[Album Review] Gorillaz – The Now Now
- Posted on July 4, 2018 at 10:00 AM by Holly Callaghan
- [Album Review] Gorillaz – The Now Now - July 4, 2018
- [Album Review] Track By Track: Isaac Delusion – Rust and Gold - June 30, 2018
Who’s ready for a road trip? The new Gorillaz album The Now Now is the perfect soundtrack for travel. One can tell from titles such as “Magic City”, “Lake Zurich”, and “Hollywood” that there is a dedicated focus on adventure for this established British band. Many lyrics speak about being in dazzling or beautiful places, seeing interesting things and experiencing a journey, while emphasizing the feeling of discovery. Listening to this album, you’ll get the feeling that most of the songs must have been written while on the road with lyrics in “Idaho” have deep imagery of beautiful scenery pass by via tour bus window. The strongest positive of the album is that makes for a great summer exploration soundtrack for the car (or whatever transportation you use) and has the perfect flow for any summer excursion.

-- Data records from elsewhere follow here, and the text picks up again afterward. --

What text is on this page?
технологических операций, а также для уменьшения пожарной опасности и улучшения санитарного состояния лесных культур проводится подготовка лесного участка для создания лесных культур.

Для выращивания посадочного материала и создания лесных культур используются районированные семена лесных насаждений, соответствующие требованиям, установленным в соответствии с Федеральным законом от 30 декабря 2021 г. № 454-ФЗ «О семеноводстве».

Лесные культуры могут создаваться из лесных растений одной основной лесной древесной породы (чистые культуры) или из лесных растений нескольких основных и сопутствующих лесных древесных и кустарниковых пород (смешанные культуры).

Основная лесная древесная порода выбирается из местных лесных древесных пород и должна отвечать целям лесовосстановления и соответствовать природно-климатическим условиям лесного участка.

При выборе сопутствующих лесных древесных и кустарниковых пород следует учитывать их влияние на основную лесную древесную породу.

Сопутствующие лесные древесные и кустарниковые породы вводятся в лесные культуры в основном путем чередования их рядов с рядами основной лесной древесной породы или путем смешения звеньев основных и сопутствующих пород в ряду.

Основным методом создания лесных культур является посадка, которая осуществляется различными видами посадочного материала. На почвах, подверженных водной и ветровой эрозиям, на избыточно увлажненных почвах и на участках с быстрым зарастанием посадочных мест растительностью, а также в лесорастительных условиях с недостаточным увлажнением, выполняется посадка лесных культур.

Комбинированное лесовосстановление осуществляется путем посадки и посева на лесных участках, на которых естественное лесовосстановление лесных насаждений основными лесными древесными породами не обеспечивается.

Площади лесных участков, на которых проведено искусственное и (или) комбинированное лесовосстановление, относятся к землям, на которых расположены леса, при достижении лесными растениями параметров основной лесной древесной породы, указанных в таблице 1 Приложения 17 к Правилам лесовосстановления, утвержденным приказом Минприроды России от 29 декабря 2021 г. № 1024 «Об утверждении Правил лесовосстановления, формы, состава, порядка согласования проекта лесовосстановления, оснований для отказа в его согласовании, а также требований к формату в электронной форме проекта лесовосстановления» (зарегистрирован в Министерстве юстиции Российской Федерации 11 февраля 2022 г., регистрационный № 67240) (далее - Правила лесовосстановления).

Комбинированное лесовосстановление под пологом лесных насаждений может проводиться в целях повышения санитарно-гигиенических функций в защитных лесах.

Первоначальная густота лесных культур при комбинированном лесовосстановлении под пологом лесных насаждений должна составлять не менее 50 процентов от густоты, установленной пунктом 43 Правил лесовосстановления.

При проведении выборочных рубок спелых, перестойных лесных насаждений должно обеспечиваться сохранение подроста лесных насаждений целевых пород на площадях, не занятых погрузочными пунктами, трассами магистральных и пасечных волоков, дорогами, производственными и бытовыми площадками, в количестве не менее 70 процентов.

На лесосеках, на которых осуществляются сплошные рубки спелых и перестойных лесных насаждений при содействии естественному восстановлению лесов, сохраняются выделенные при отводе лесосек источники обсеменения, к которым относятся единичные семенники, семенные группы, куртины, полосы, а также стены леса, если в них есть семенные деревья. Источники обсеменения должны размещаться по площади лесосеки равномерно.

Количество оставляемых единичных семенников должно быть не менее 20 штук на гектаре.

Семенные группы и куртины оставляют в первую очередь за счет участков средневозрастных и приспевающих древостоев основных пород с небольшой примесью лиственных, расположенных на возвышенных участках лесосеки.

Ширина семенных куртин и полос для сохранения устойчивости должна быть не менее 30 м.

A huge change from their last album, The Now Now shows a softer, slower side of the band, without any of the hard-hitting rap or driving beats, previously found on Humanz. This isn’t a new direction as it is very similar to a large swath of their early art. Spacey sounds transport you away from this reality and into one of Gorillaz own making. They have always had the goal of being different than anyone else. This album is true to form when looking at the whole history, but falls a little flat as the grooving flow throughout overshadows the individuality that each track deserved.
Another key difference is the significant decrease in guest stars, citing only Snoop Dogg, George Benson, and Jamie Principle in the entirety. This lack of outside influence decreases the diversity of sound and intense individuality that was found in the band’s previous music. Gorillaz have always pushed collaboration strongly in any of their music, making it part of their foundation. There is only one permanent member, Damon Albarn, with the rest of the band consisting of a continual rotation of different artists. Having so few included collaborators may have been what made it so much slower going, but that doesn’t have to be a bad thing, if you’re prepared for it. The Now Now is nothing like Humanz, but it’s good when you want to relax and enjoy the ride.
From beginning to end the groove continues with interesting sounds from a variety of sources, both digital and physical. (Yes, there is even a cowbell on “Lake Zurich.”) The feel is of a whirlwind tour across the country with a laid back attitude. Some parts get a little too slow and light, but this feeling is fleeting as they make at least something interesting in each song and finish strong. There are definitely a few great tracks on this album that deserve a listen.
“Fire Flies” stands out for it’s intriguing lyrics and complex instrumentation, including strings and a tuba bass line. Definitely the gem of the entire album with a truly unique sound that’s so completely Gorillaz. I find myself forgetting what I’m doing when this song comes on. It pulls me in and envelops my senses. No wonder they made it the pre-album release single just two weeks before the drop date, June 29th. This surreal feel really does draw you in and transport you away. It’s like poetry in motion. One of my favorite songs they’ve ever released.
“Souk Eye” is the final song with Spanish guitar, horns, and a full accompaniment of instruments. The forlorn sounds of the vocals blend perfectly, adding some of the complexity lacking in other parts of the album. This is another song that really pulls me into a tragic love. It’s romantic and fun to listen to with the melancholy overtones Gorillaz is known for with a bright twist. The contradictory feeling of this song works wonders as the final song fades out with only keys.
Depending on why you’re a fan of Gorillaz, the enjoyment level from this album may be drastically influenced. Lacking in depth and muted in tone more so than many previous releases, this could feel hollow in comparison to Humanz. It lacks the typical complexity, making it feel like a let down to those expecting a more individuality and collaborators. Despite this, the fact remains that some great work is included on this record. The Now Now shines as driving music because these smooth jams are perfect for being on the road. It deserves an honest, open minded listen when you’re the mood for it’s slower tempo. Its sounds envelop the senses like rose colored glasses, changing perceptions. The more I listen, the more pleased I am with how it feels.